Analysis of the thermal plumes in turbulent Rayleigh-Bénard convection based on well-resolved numerical simulations

Kurzfassung

For the study presented DNS and high-resolved LES of turbulent Rayleigh-Bénard convection were conducted with fluid of Pr=0.7 in a long rectangular cell of aspect ratio unity in the cross-section and periodic boundaries in a horizontal longitudinal direction. The analysis of the thermal and kinetic energy spectra suggests that temperature and velocity fields are correlated within the thermal boundary layers and tend to be uncorrelated in the core region of the flow. A tendency of decorrelation of the temperature and velocity field is also observed for increasing Ra when the flow has become fully turbulent, which is thought to characterise this regime.

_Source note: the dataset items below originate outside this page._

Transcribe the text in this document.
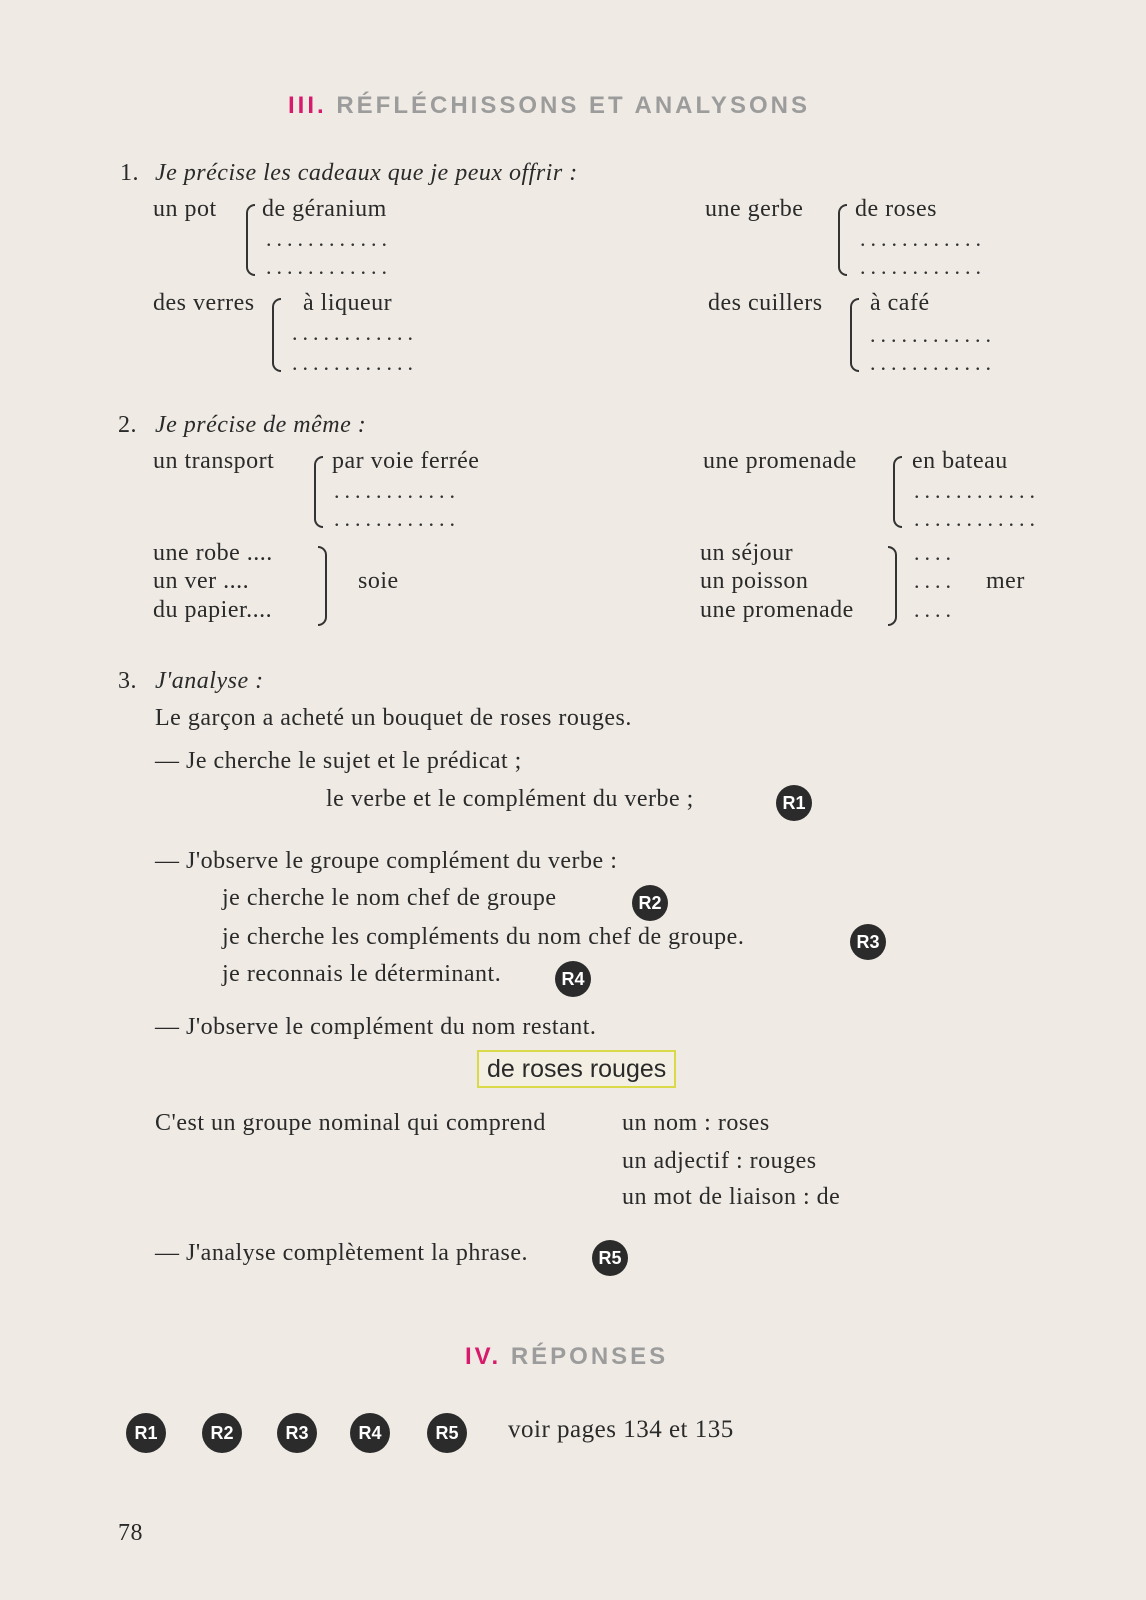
III. RÉFLÉCHISSONS ET ANALYSONS
1. Je précise les cadeaux que je peux offrir :
un pot de géranium
............
............
une gerbe de roses
............
............
des verres à liqueur
............
............
des cuillers à café
............
............
2. Je précise de même :
un transport par voie ferrée
............
............
une promenade en bateau
............
............
une robe ....
un ver ....
du papier....
soie
un séjour
un poisson
une promenade
....
....
....
mer
3. J'analyse :
Le garçon a acheté un bouquet de roses rouges.
— Je cherche le sujet et le prédicat ;
le verbe et le complément du verbe ;	R1
— J'observe le groupe complément du verbe :
je cherche le nom chef de groupe	R2
je cherche les compléments du nom chef de groupe.	R3
je reconnais le déterminant.	R4
— J'observe le complément du nom restant.
de roses rouges
C'est un groupe nominal qui comprend	un nom : roses
un adjectif : rouges
un mot de liaison : de
— J'analyse complètement la phrase.	R5
IV. RÉPONSES
R1	R2	R3	R4	R5	voir pages 134 et 135
78
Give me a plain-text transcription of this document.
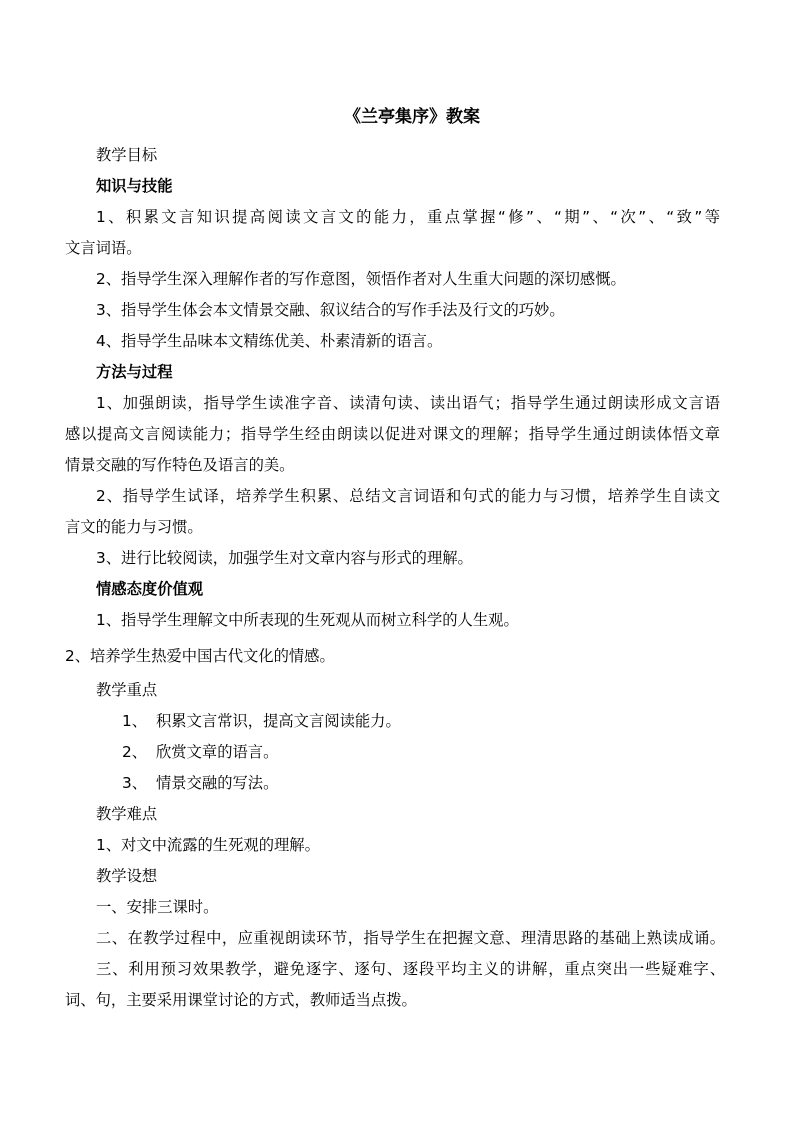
《兰亭集序》教案

教学目标

知识与技能

1、积累文言知识提高阅读文言文的能力，重点掌握“修”、“期”、“次”、“致”等

文言词语。

2、指导学生深入理解作者的写作意图，领悟作者对人生重大问题的深切感慨。

3、指导学生体会本文情景交融、叙议结合的写作手法及行文的巧妙。

4、指导学生品味本文精练优美、朴素清新的语言。

方法与过程

1、加强朗读，指导学生读准字音、读清句读、读出语气；指导学生通过朗读形成文言语

感以提高文言阅读能力；指导学生经由朗读以促进对课文的理解；指导学生通过朗读体悟文章

情景交融的写作特色及语言的美。

2、指导学生试译，培养学生积累、总结文言词语和句式的能力与习惯，培养学生自读文

言文的能力与习惯。

3、进行比较阅读，加强学生对文章内容与形式的理解。

情感态度价值观

1、指导学生理解文中所表现的生死观从而树立科学的人生观。

2、培养学生热爱中国古代文化的情感。

教学重点

1、 积累文言常识，提高文言阅读能力。

2、 欣赏文章的语言。

3、 情景交融的写法。

教学难点

1、对文中流露的生死观的理解。

教学设想

一、安排三课时。

二、在教学过程中，应重视朗读环节，指导学生在把握文意、理清思路的基础上熟读成诵。

三、利用预习效果教学，避免逐字、逐句、逐段平均主义的讲解，重点突出一些疑难字、

词、句，主要采用课堂讨论的方式，教师适当点拨。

This argument is also supported by the analysis of the correlation of the turbulent fluctuations |u|' and θ'. The plume and mixing layer dominated region is found to be separated from the thermal dissipation rates of the bulk and conductive sublayer by the inflection points of the PDF. In order to analyse the contributions of bulk, boundary layers and plumes to the mean heat transfer, the thermal dissipation rate PDFs of four different Ra are integrated over these three regions. Hence it is shown that the core region is dominated by the turbulent fluctuations of the thermal dissipation rate throughout the range of simulated Ra, whereas the contributions from the conductive sublayer due to turbulent fluctuations increase rapidly with Ra. The latter contradicts results by He et al. (2007). The results also show that the plumes and mixing layers are increasingly dominated by the mean gradient contributions. The PDFs of the core region are compared to an analytical scaling law for passive scalar turbulence which is found to be in good agreement with the results of the present study. It is noted that the core region scaling seems to approach the behaviour of a passive scalar as Ra increases, i.e. it changes from pure exponential to a stretched exponential scaling.